The US military says active duty soldiers should be vaccinated before December 15

All active-duty soldiers are expected to be vaccinated before Dec. 15, the U.S. military said Tuesday.

“This is literally a matter of life and death for our soldiers, their families and the communities in which we live,” Lt. Gen. R. Scott Dingle, the Army’s general surgeon, said in a statement. “The count of cases and deaths continue to be worrisome as the Delta variant spreads, making protection of force through compulsory vaccination a health and preparedness priority for the entire army.”

The Reserve and National Guard units are expected to be fully vaccinated by June 30, 2022. There are 485,000 active duty members in the military, 189,500 in the Reserve and 336,000 in the National Guard.

Secretary of Defense Lloyd J. Austin III issued a memorandum in August to address mandatory covid vaccines for service members who used only vaccines approved by the Food and Drug Administration. The Pfizer vaccine received full FDA approval in August.

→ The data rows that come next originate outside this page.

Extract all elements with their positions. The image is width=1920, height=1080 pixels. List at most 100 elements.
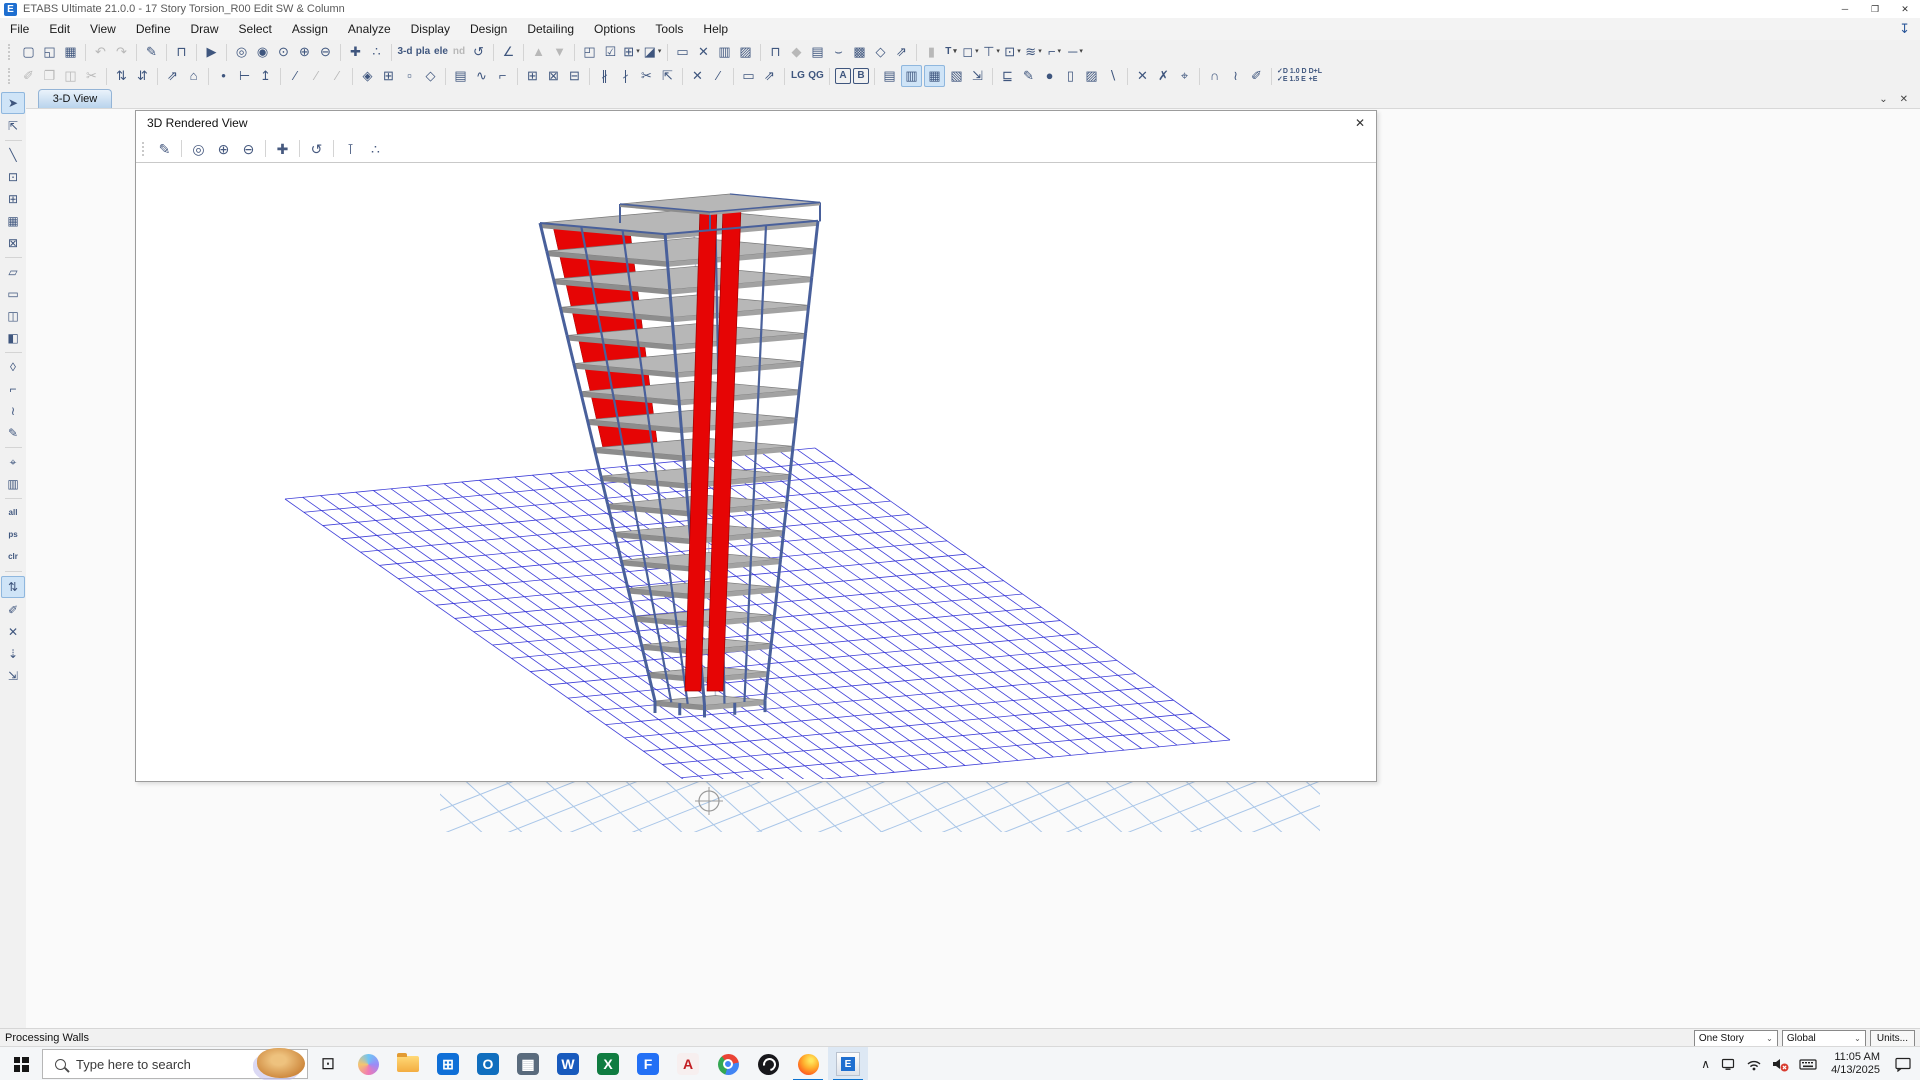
menu-options[interactable]: Options (584, 22, 645, 36)
draw-ref-plane-tool[interactable]: ▥ (2, 474, 24, 494)
rubber-band-zoom-icon[interactable]: ◎ (189, 139, 208, 159)
supports-icon[interactable]: ⊓ (766, 42, 785, 62)
slope-icon[interactable]: ∖ (1103, 66, 1122, 86)
clear-display-icon[interactable]: ✗ (1154, 66, 1173, 86)
detailing-icon[interactable]: ✎ (1019, 66, 1038, 86)
set-limits-icon[interactable]: ⊺ (341, 139, 360, 159)
view-3d-button[interactable]: 3-d (397, 42, 413, 62)
restore-full-view-icon[interactable]: ◉ (253, 42, 272, 62)
delete-item-icon[interactable]: ⊠ (544, 66, 563, 86)
down-story-tool[interactable]: ⇣ (2, 644, 24, 664)
offset-icon[interactable]: ∕ (709, 66, 728, 86)
print-icon[interactable]: ✎ (142, 42, 161, 62)
delete-icon[interactable]: ✕ (1133, 66, 1152, 86)
hatch-display-icon[interactable]: ▨ (1082, 66, 1101, 86)
obs-button[interactable] (748, 1047, 788, 1080)
excel-button[interactable]: X (588, 1047, 628, 1080)
angle-dropdown[interactable]: ⌐▾ (1045, 42, 1064, 62)
menu-edit[interactable]: Edit (39, 22, 80, 36)
start-button[interactable] (0, 1047, 42, 1080)
calculator-button[interactable]: ▦ (508, 1047, 548, 1080)
etabs-button[interactable]: E (828, 1047, 868, 1080)
pencil-icon[interactable]: ✎ (155, 139, 174, 159)
arc-icon[interactable]: ∩ (1205, 66, 1224, 86)
menu-select[interactable]: Select (229, 22, 282, 36)
divide-frames-icon[interactable]: ∤ (616, 66, 635, 86)
hatch-dropdown[interactable]: ≋▾ (1024, 42, 1043, 62)
extent-tool[interactable]: ⇲ (2, 666, 24, 686)
story-response-icon[interactable]: ⇲ (968, 66, 987, 86)
rubber-band-zoom-icon[interactable]: ◎ (232, 42, 251, 62)
zoom-out-icon[interactable]: ⊖ (239, 139, 258, 159)
wifi-icon[interactable] (1746, 1056, 1762, 1072)
down-one-story-icon[interactable]: ▼ (550, 42, 569, 62)
measure-icon[interactable]: ∠ (499, 42, 518, 62)
frame-text-dropdown[interactable]: T▾ (943, 42, 959, 62)
add-grid-icon[interactable]: ⊞ (523, 66, 542, 86)
force-diagram-icon[interactable]: ▦ (924, 65, 945, 87)
select-all-icon[interactable]: ☑ (601, 42, 620, 62)
zoom-in-icon[interactable]: ⊕ (214, 139, 233, 159)
load-combo-toggle[interactable]: D+L+E (1309, 66, 1328, 86)
deck-section-icon[interactable]: ◇ (871, 42, 890, 62)
background-image-icon[interactable]: ▩ (850, 42, 869, 62)
walkthrough-icon[interactable]: ∴ (366, 139, 385, 159)
firefox-button[interactable] (788, 1047, 828, 1080)
render-canvas[interactable] (136, 163, 1374, 779)
draw-column-icon[interactable]: ↥ (256, 66, 275, 86)
lg-button[interactable]: LG (790, 66, 806, 86)
undo-icon[interactable]: ↶ (91, 42, 110, 62)
taskbar-clock[interactable]: 11:05 AM 4/13/2025 (1827, 1051, 1884, 1077)
draw-rect-floor-tool[interactable]: ▭ (2, 284, 24, 304)
zoom-in-icon[interactable]: ⊕ (295, 42, 314, 62)
object-options-dropdown[interactable]: ⊞▾ (622, 42, 641, 62)
resize-view-icon[interactable]: ⇗ (892, 42, 911, 62)
draw-joint-tool[interactable]: ╲ (2, 145, 24, 165)
pan-icon[interactable]: ✚ (273, 139, 292, 159)
previous-zoom-icon[interactable]: ⊙ (274, 42, 293, 62)
loads-icon[interactable]: ◆ (787, 42, 806, 62)
extend-icon[interactable]: ⇱ (658, 66, 677, 86)
microsoft-store-button[interactable]: ⊞ (428, 1047, 468, 1080)
coord-system-selector[interactable]: Global⌄ (1782, 1030, 1866, 1047)
clear-selection-tool[interactable]: clr (2, 547, 24, 567)
render-window[interactable]: 3D Rendered View ✕ ✎◎⊕⊖✚↺⊺∴ (135, 110, 1377, 782)
chrome-button[interactable] (708, 1047, 748, 1080)
snap-icon[interactable]: ⌖ (1175, 66, 1194, 86)
load-display-toggle[interactable]: ✓D 1.0 D✓E 1.5 E (1277, 66, 1307, 86)
deselect-tool[interactable]: ✕ (2, 622, 24, 642)
mesh-areas-icon[interactable]: ▭ (739, 66, 758, 86)
invert-view-tool[interactable]: ⇅ (1, 576, 25, 598)
axes-icon[interactable]: ✕ (694, 42, 713, 62)
cut-icon[interactable]: ✂ (82, 66, 101, 86)
menu-display[interactable]: Display (401, 22, 460, 36)
menu-analyze[interactable]: Analyze (338, 22, 401, 36)
reshape-tool[interactable]: ⇱ (2, 116, 24, 136)
quick-draw-frame-tool[interactable]: ⊞ (2, 189, 24, 209)
menu-detailing[interactable]: Detailing (517, 22, 584, 36)
tray-chevron-up-icon[interactable]: ∧ (1701, 1057, 1710, 1071)
tab-3d-view[interactable]: 3-D View (38, 89, 112, 108)
menu-define[interactable]: Define (126, 22, 181, 36)
move-icon[interactable]: ⇗ (163, 66, 182, 86)
section-cut-icon[interactable]: ▮ (922, 42, 941, 62)
deformed-shape-icon[interactable]: ▥ (901, 65, 922, 87)
quick-draw-braces-tool[interactable]: ⊠ (2, 233, 24, 253)
replicate-icon[interactable]: ⌂ (184, 66, 203, 86)
elevation-view-button[interactable]: ele (433, 42, 449, 62)
draw-link-icon[interactable]: ∕ (328, 66, 347, 86)
plan-view-button[interactable]: pla (415, 42, 431, 62)
extruded-view-icon[interactable]: ▥ (715, 42, 734, 62)
touch-keyboard-icon[interactable] (1799, 1056, 1817, 1072)
function-plot-icon[interactable]: ∿ (472, 66, 491, 86)
rubber-band-select-icon[interactable]: ◰ (580, 42, 599, 62)
annotate-icon[interactable]: ✐ (1247, 66, 1266, 86)
quick-draw-wall-tool[interactable]: ◊ (2, 357, 24, 377)
quick-draw-beams-tool[interactable]: ▦ (2, 211, 24, 231)
intersect-icon[interactable]: ✕ (688, 66, 707, 86)
model-display-icon[interactable]: ▤ (880, 66, 899, 86)
menu-help[interactable]: Help (693, 22, 738, 36)
menu-design[interactable]: Design (460, 22, 517, 36)
plan-b-button[interactable]: B (853, 68, 869, 84)
trim-icon[interactable]: ✂ (637, 66, 656, 86)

Lloyd ordered the secretaries of the various branches of the Armed Forces to “impose ambitious deadlines for their implementation and to report regularly on the completion of vaccination using the systems established for other mandatory vaccination reports.”

The military said in a statement that members of the service who reject the vaccine will first be advised by their superiors. But if members of the service do not receive an exemption for legitimate medical, religious or administrative reasons and continue to breach the mandate, they could be discharged or disciplined, according to the statement.

President Joe Biden has begun using federal directives to demand vaccines from the U.S. workforce. Its recent executive order imposing vaccines on private sector employees, health care workers and federal contractors targets about 100 million workers. In early August, the president also gave his support to mandatory U.S. Army vaccinations.